La Commission nationale de l'informatique et des libertés,
Saisie par le ministère chargé des transports d'une demande d'avis concernant un projet de décret relatif aux services numériques d'information et de billettique multimodales ;
Vu le règlement (UE) 2016/679 du Parlement européen et du Conseil du 27 avril 2016 relatif à la protection des personnes physiques à l'égard du traitement des données à caractère personnel et à la libre circulation de ces données (RGPD) ;
Vu le code des transports en ses articles L. 1115-10 et L. 1115-11 ;
Vu la loi n° 78-17 du 6 janvier 1978 modifiée relative à l'informatique, aux fichiers et aux libertés, notamment son article 8-I-4°-a,

Après avoir entendu le rapport de Mme Isabelle LATOURNARIE-WILLEMS, commissaire, et les observations de M. Benjamin TOUZANNE, commissaire du Gouvernement,
Emet l'avis suivant :
La Commission a été saisie pour avis d'un projet de décret relatif aux services d'information et de billettique multimodales, pris pour l'application des articles L. 1115-10 et L. 1115-11 du code des transports.
Ces articles sont issus de la loi n° 2019-1428 du 24 décembre 2019 d'orientation des mobilités, dont l'objectif est de réformer les politiques de mobilités, en intégrant notamment les enjeux environnementaux et climatiques.
Le projet de décret soumis à l'avis de la Commission précise le cadre juridique des « services numériques multimodaux » posé par les articles L. 1115-10 et L. 1115-11 du code des transports.
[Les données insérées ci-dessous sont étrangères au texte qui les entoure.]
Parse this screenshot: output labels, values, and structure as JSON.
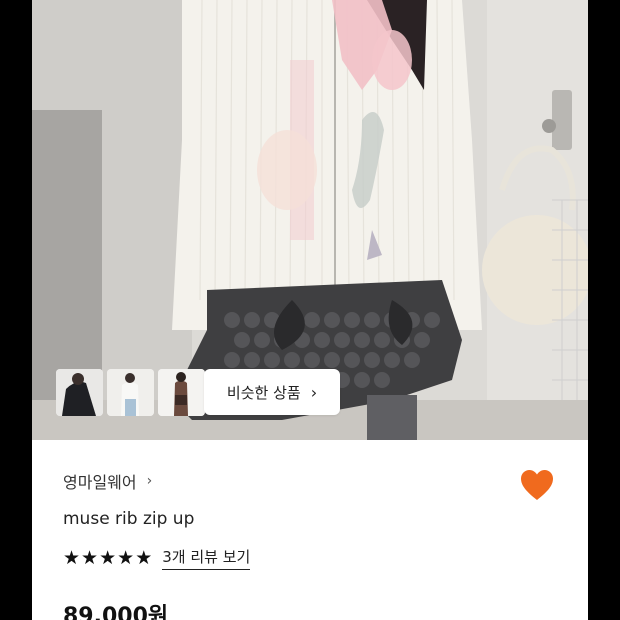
{
  "product_image": {
    "alt": "muse rib zip up"
  },
  "thumbnails": [
    {
      "name": "thumb-1"
    },
    {
      "name": "thumb-2"
    },
    {
      "name": "thumb-3"
    }
  ],
  "similar_products": {
    "label": "비슷한 상품",
    "chevron": "›"
  },
  "store": {
    "name": "영마일웨어",
    "chevron": "›"
  },
  "product": {
    "title": "muse rib zip up",
    "price": "89,000원"
  },
  "rating": {
    "stars": 5,
    "review_label": "3개 리뷰 보기"
  },
  "icons": {
    "wishlist": "heart-icon",
    "star": "star-icon"
  },
  "colors": {
    "heart": "#F06A1E",
    "text": "#222222"
  }
}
Ces services numériques visent à favoriser le recours à des modes de transport multimodaux et alternatifs à la voiture individuelle, en informant en temps réel l'utilisateur de l'ensemble des moyens de transport (dénommés « services de mobilité » dans le projet de décret), de stationnement ou de « services fournis par une centrale de réservation » (notamment taxis et VTC) se trouvant à sa disposition pour effectuer un trajet déterminé, et en lui proposant la vente de l'ensemble des billets grâce à un seul et même paiement (article L. 1115-10 du code des transports).
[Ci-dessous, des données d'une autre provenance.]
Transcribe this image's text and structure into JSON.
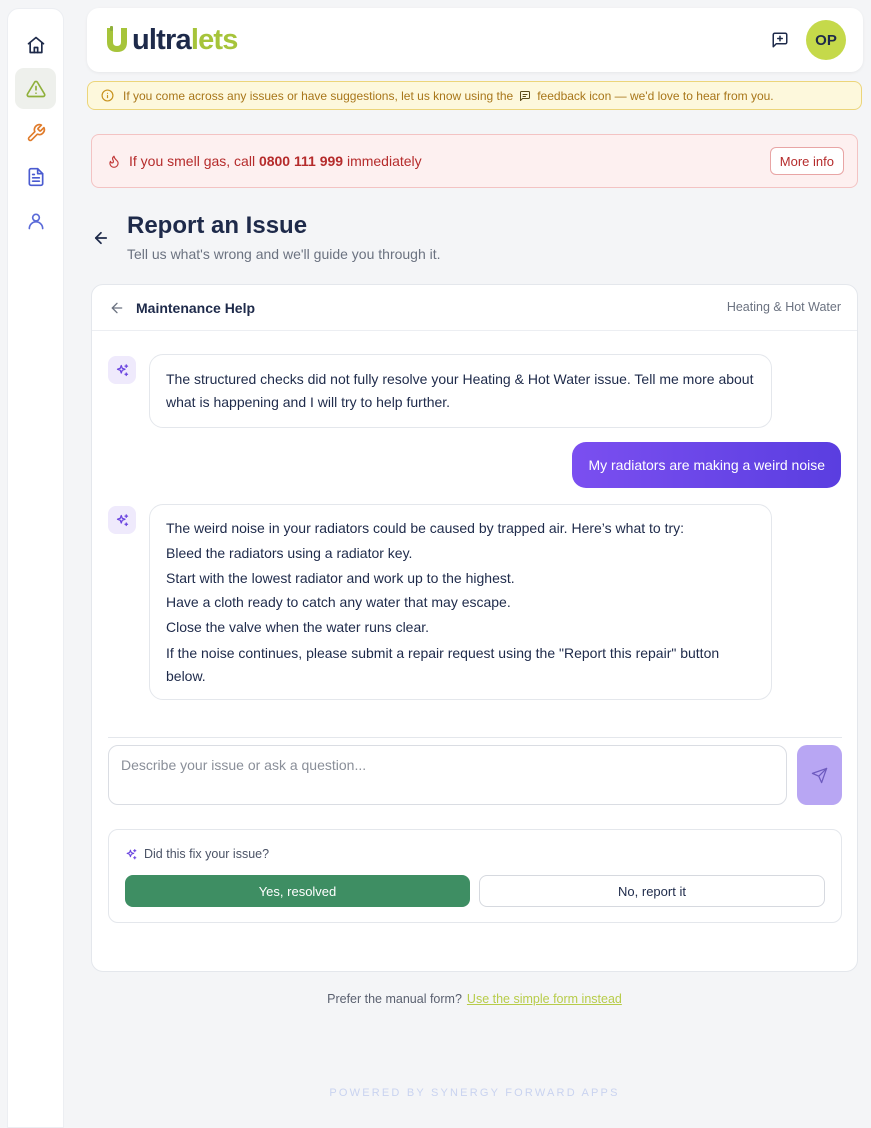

Le projet de décret prévoit la collecte ou la transmission de données à caractère personnel par le fournisseur de service numérique multimodal aux gestionnaires de services de mobilité à des fins de « connaissance statistique des déplacements », de « lutte contre la fraude », ainsi que dans le cadre du « service après-vente » du service vendu.



OBSERVATIONS PRÉLIMINAIRES



Sur les traitements nécessaires à l'exécution de la prestation de service numérique multimodal
Il découle du 6° du II de l'article L. 1115-10 du code des transports que le service numérique multimodal propose à l'utilisateur des solutions de déplacement en fonction de « critères liés directement ou indirectement au profil de l'usager ».
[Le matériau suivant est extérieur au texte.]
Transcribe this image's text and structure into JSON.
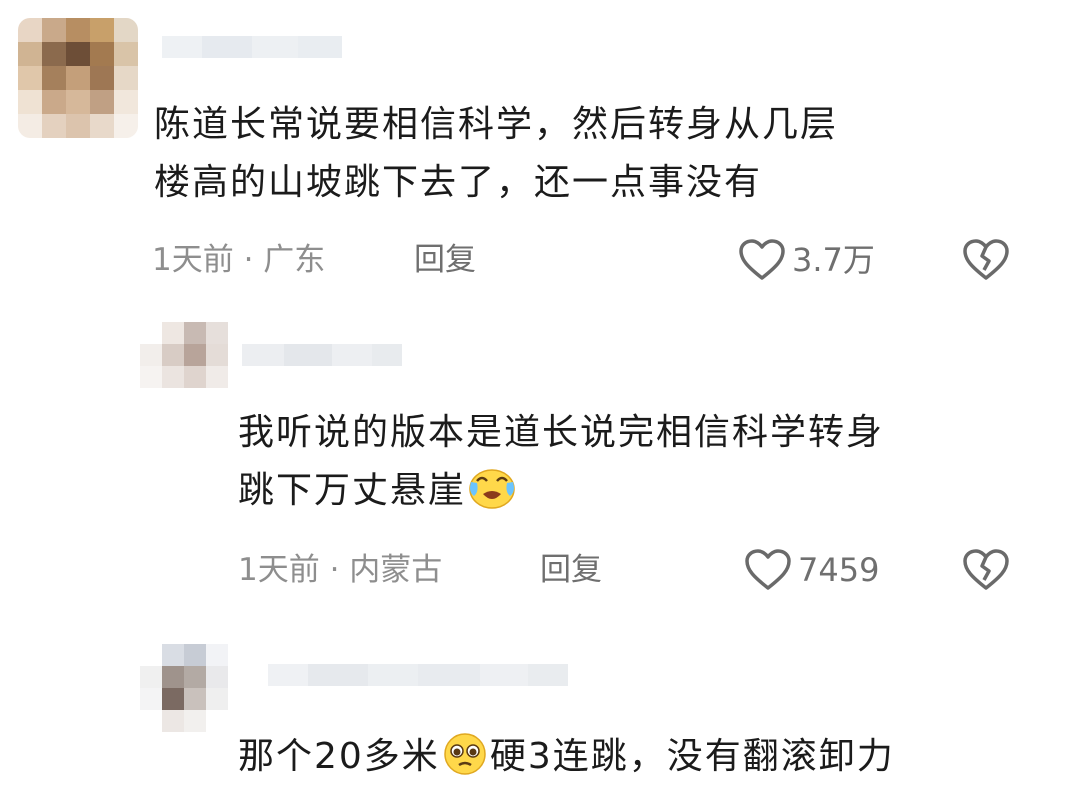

Le projet de décret ne précise pas la nature des critères liés directement ou indirectement au profil de l'usager.
La Commission relève que l'enregistrement de critères liés directement ou indirectement au profil de l'utilisateur par le service numérique multimodal, dans le but de déterminer les caractéristiques d'un trajet, constitue un traitement de données à caractère personnel.
Elle note que le service numérique multimodal est ainsi susceptible de définir des critères relatifs à la nature d'une éventuelle pathologie de l'utilisateur, dans l'objectif d'adapter la solution de déplacement proposée et de prévoir des prestations particulières, adaptées aux besoins de la personne concernée.
La Commission rappelle que les données révélant la nature d'une pathologie constituent des données relatives à la santé, au sens de l'article 9 du RGPD, et que le traitement de ce type de données nécessite l'obtention du consentement explicite de l'utilisateur, en application du a du 2 de l'article 9 du RGPD.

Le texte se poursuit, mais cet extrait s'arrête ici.